More disturbingly, Mervyn King, the head of the Bank of England, has spoken of the need for rule-breaking solutions to cope with the scale of economic damage done by the ten-year debt bubble.
The scale of damage to UK banking has some believing by year's end, the UK will only have two UK-quoted bank shares: HSBC and Standard Chartered. An article in the country's Independent newspaper has reported that all the country's banks are now insolvent: http://www.independent.co.uk/news/busin ... 18229.html
What is unknown at this point is how much Britain's young workers are willing to pay the price for this bailout, facing the prospect of earning a very weak pound, huge taxes and low salaries and benefits, until the overhang of debt is worked off.

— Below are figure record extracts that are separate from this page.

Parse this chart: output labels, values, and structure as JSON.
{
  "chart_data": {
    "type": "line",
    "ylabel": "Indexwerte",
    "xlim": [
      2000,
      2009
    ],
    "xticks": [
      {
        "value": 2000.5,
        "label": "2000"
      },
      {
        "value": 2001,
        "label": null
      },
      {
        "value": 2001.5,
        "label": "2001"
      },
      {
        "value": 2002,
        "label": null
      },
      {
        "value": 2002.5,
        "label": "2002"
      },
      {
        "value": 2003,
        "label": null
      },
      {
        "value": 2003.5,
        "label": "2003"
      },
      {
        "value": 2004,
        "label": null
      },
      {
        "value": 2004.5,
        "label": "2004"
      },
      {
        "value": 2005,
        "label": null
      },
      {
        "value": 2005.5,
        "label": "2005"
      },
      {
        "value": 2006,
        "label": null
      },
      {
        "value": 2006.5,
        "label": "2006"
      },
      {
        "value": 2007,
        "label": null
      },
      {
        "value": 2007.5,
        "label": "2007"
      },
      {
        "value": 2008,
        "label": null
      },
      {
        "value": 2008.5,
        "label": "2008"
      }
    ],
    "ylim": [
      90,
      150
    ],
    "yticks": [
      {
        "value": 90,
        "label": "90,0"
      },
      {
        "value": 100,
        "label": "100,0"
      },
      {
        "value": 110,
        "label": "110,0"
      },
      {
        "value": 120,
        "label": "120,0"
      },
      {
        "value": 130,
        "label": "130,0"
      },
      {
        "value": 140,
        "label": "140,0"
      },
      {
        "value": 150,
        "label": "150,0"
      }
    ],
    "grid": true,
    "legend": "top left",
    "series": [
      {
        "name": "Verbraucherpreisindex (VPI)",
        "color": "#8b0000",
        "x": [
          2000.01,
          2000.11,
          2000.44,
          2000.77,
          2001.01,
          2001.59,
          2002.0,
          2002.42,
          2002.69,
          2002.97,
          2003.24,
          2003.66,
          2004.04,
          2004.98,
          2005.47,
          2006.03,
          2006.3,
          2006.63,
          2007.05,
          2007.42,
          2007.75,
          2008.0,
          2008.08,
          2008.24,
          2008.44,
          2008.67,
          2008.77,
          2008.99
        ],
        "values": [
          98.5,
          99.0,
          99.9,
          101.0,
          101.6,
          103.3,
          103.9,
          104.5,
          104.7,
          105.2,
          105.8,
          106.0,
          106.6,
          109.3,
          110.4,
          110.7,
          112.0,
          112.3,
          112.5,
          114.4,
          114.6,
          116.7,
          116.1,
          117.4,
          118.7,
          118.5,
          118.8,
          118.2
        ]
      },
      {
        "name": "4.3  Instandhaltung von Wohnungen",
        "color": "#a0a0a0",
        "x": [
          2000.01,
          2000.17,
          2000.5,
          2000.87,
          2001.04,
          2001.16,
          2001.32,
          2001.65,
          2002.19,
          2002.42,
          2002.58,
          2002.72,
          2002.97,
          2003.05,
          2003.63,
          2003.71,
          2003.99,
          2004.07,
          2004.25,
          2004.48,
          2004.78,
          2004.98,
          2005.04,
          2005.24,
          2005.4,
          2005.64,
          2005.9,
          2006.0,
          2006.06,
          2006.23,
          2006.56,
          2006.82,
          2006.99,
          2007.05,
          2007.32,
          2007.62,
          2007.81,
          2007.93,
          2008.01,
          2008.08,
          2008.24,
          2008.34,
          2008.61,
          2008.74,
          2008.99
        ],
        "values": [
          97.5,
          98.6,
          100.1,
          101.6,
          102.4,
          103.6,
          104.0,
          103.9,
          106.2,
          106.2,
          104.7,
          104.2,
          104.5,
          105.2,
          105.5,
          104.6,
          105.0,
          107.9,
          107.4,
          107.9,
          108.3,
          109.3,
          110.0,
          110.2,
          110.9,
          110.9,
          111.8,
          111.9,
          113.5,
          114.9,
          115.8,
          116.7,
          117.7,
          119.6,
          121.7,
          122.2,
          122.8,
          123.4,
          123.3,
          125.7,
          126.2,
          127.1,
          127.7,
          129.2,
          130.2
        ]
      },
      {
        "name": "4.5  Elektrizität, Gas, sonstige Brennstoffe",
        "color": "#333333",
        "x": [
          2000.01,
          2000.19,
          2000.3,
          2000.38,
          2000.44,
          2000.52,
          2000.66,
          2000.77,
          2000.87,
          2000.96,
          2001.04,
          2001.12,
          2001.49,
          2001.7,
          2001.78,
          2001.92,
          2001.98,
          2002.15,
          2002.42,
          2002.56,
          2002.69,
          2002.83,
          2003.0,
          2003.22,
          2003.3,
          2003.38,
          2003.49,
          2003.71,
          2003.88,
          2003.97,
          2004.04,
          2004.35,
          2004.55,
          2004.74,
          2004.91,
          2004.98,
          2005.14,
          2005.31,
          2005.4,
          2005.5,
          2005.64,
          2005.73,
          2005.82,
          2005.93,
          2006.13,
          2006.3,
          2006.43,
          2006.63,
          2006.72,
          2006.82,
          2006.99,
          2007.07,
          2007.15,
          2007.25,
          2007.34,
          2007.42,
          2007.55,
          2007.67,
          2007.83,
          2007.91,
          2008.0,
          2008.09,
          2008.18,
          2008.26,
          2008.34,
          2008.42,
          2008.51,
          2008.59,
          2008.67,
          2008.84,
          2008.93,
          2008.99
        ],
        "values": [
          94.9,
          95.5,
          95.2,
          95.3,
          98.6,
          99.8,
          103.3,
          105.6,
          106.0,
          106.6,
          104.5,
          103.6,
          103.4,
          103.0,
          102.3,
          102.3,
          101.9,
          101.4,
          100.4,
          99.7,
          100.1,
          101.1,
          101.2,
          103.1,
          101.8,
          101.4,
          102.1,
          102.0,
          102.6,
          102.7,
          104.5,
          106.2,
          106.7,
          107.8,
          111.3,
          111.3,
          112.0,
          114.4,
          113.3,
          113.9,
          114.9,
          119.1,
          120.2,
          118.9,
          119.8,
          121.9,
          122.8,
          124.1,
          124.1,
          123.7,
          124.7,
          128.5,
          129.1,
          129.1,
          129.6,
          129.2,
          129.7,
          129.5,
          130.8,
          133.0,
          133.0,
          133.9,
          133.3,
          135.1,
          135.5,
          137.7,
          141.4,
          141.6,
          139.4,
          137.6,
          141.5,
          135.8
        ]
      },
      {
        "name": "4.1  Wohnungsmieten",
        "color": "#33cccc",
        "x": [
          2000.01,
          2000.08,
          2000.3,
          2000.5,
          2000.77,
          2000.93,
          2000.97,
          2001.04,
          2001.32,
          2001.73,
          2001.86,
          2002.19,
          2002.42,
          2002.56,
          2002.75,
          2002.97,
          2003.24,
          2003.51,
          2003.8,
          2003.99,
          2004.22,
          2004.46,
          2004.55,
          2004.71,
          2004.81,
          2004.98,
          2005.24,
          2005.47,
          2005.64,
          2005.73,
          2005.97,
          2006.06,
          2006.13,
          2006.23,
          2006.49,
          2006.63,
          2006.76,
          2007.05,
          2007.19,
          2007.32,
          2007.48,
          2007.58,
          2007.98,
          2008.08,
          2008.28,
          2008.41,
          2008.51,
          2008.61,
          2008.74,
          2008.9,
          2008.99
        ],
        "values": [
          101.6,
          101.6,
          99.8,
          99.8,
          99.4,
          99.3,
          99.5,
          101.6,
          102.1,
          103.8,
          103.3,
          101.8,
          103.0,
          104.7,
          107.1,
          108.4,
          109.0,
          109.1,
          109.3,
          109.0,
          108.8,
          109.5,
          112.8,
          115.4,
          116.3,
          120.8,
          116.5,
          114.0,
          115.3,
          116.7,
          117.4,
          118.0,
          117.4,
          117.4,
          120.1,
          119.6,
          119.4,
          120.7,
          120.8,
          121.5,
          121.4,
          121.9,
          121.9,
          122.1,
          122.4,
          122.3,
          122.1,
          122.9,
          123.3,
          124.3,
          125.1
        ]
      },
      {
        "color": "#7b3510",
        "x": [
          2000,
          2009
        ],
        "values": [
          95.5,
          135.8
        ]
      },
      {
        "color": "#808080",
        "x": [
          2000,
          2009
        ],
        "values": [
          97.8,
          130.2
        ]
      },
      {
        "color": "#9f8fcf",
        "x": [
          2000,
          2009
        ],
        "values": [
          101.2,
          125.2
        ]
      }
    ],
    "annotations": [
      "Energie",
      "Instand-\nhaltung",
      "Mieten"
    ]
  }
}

The UK government announced a 'blank cheque' bailout of the country's banks yesterday, after its £37 billion bailout in October 2008 had failed to make the banks solvent and start lending again.
The currency then dropped to its lowest point in five years against the US dollar (it has hit a seven year low in trading today). A credit rating agency is considering downgrading the UK because its debts are soaring so quickly. If this happens, it will mean the government will struggle to pay interest payments and convince global markets to buy UK debt.
Jim Rogers, the co-founder of Quantum fund with George Soros, today told Bloomberg News that “I would urge you to sell any sterling you might have. It's finished. I hate to say it, but I would not put any money in the UK.”
The UK's citizens are currently the most indebted per person in human history, even outstripping Americans. The size of the debts are so large, the government is considering printing money to help hyperinflate away the country's debts, using something called 'quantitative easing'. The Bank of England was given permission yesterday to do this.